Regarding safety, severe or worse treatment-related side effects were higher with Xospata compared with placebo at 61.2% versus 25.4%, respectively, as well as severe or worse treatment-emergent infections (32.6% versus 21.5%, respectively). Severe or worse myelosuppression (when bone marrow activity is decreased) was higher with Xospata (24.7%) than placebo (7.9%), as well as decreased platelet count (15.2% versus 5.6%, respectively), anemia (6.2% versus 1.7%), increased alanine aminotransferase (which may indicate liver disease; 3.4% versus 2.2%), and increased creatine phosphokinase (indicating stress or injury to the heart, muscle tissue or the brain; 6.7% versus 0%).
The Xospata arm also harbored more treatment-related dose interruptions (18%) and treatment-related withdrawals (15.2%) versus placebo (6.8% and 7.9%, respectively).

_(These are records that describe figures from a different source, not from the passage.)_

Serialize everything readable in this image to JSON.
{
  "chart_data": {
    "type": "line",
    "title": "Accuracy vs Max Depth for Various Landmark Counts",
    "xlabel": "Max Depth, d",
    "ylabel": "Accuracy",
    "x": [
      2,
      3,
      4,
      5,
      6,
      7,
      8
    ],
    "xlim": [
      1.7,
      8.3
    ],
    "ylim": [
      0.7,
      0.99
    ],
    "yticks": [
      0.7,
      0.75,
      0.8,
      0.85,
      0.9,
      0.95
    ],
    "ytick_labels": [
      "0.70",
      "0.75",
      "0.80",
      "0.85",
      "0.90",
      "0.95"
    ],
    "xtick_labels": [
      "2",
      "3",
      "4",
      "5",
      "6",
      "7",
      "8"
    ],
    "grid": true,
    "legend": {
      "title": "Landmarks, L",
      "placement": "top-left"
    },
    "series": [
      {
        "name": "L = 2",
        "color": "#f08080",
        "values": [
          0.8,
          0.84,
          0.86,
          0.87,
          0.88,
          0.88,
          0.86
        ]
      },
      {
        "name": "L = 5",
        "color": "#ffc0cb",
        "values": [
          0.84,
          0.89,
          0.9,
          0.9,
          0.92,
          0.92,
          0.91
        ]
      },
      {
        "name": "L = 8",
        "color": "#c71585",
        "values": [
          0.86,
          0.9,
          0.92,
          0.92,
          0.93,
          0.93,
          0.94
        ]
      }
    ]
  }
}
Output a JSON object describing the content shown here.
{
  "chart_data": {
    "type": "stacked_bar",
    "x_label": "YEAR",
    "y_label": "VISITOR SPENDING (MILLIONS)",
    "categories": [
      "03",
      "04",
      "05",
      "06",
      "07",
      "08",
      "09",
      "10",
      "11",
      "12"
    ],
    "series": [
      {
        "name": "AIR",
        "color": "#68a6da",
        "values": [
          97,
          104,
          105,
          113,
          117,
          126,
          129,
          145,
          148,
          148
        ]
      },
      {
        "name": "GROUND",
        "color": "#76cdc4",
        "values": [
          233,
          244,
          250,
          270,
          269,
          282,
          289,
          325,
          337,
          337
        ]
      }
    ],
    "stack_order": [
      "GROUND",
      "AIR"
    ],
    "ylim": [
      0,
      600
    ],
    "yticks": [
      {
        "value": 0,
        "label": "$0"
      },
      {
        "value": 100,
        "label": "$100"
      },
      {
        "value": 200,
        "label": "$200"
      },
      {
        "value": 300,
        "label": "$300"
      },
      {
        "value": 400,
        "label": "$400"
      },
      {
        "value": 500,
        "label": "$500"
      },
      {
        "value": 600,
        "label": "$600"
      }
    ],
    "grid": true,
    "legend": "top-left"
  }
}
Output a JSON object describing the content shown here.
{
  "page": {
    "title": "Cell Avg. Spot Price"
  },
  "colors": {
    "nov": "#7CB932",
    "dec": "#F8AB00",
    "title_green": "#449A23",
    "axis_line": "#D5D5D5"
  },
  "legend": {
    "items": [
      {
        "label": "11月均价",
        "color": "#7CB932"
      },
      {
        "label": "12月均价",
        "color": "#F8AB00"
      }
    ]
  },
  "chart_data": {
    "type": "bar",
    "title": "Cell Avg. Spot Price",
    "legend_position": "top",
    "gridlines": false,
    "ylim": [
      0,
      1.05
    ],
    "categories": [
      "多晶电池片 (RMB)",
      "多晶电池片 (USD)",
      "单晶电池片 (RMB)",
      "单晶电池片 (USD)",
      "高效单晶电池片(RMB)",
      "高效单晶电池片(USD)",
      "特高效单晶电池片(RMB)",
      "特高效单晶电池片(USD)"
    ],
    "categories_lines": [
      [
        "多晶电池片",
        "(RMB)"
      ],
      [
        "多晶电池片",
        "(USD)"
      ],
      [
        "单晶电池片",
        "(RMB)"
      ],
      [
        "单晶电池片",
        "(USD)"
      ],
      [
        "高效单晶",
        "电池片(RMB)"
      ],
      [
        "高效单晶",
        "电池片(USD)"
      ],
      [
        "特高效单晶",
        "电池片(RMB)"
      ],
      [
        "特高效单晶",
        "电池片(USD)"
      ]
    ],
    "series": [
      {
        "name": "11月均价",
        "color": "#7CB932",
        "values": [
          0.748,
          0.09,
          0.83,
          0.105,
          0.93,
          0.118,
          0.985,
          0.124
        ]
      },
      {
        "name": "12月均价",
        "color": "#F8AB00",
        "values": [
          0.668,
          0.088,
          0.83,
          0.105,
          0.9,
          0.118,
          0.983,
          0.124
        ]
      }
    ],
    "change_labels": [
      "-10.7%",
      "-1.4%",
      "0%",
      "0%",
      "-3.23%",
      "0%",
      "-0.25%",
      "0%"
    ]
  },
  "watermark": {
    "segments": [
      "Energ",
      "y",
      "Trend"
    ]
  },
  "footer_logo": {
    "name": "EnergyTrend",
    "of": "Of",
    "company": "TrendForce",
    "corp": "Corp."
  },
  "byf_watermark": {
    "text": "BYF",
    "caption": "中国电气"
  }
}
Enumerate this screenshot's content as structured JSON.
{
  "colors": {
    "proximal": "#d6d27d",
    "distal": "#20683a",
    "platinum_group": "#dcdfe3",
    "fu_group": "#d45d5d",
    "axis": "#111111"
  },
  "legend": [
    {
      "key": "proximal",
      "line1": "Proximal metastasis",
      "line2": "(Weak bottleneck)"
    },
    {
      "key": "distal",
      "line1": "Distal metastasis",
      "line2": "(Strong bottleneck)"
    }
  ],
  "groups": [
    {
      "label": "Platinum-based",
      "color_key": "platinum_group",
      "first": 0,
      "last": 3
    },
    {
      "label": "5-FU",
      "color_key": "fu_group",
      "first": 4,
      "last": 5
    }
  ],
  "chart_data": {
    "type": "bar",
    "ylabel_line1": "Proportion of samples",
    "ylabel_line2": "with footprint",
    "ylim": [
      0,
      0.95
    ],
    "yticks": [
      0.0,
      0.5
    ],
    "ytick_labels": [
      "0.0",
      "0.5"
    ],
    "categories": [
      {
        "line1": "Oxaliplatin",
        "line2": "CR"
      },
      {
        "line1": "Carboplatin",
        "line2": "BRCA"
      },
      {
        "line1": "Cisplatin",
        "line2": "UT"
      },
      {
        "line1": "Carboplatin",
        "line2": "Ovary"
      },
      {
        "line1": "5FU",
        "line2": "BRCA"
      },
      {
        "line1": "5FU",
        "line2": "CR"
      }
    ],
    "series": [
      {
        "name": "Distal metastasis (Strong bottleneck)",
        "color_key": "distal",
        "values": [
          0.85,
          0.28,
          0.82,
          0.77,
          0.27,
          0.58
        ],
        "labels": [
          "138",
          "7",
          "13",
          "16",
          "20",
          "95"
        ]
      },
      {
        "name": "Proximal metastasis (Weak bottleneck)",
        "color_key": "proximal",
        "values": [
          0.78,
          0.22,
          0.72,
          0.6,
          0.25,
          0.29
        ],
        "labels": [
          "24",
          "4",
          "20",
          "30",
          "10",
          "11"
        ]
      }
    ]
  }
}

“We are encouraged by these data which explore the potential of (Xospata) in a maintenance setting," Dr. Ahsan Arozullah, senior vice president and head of oncology development for Astellas, the developer of Xospata, stated in a news release. “(Patients with) AML with a FLT3-ITD mutation often face worse outcomes than those with other mutations and have restricted post-hematopoietic stem cell transplant treatment options with unmet need. With these findings, we remain focused on sharing updates with the scientific community to inform continued innovation for the AML community."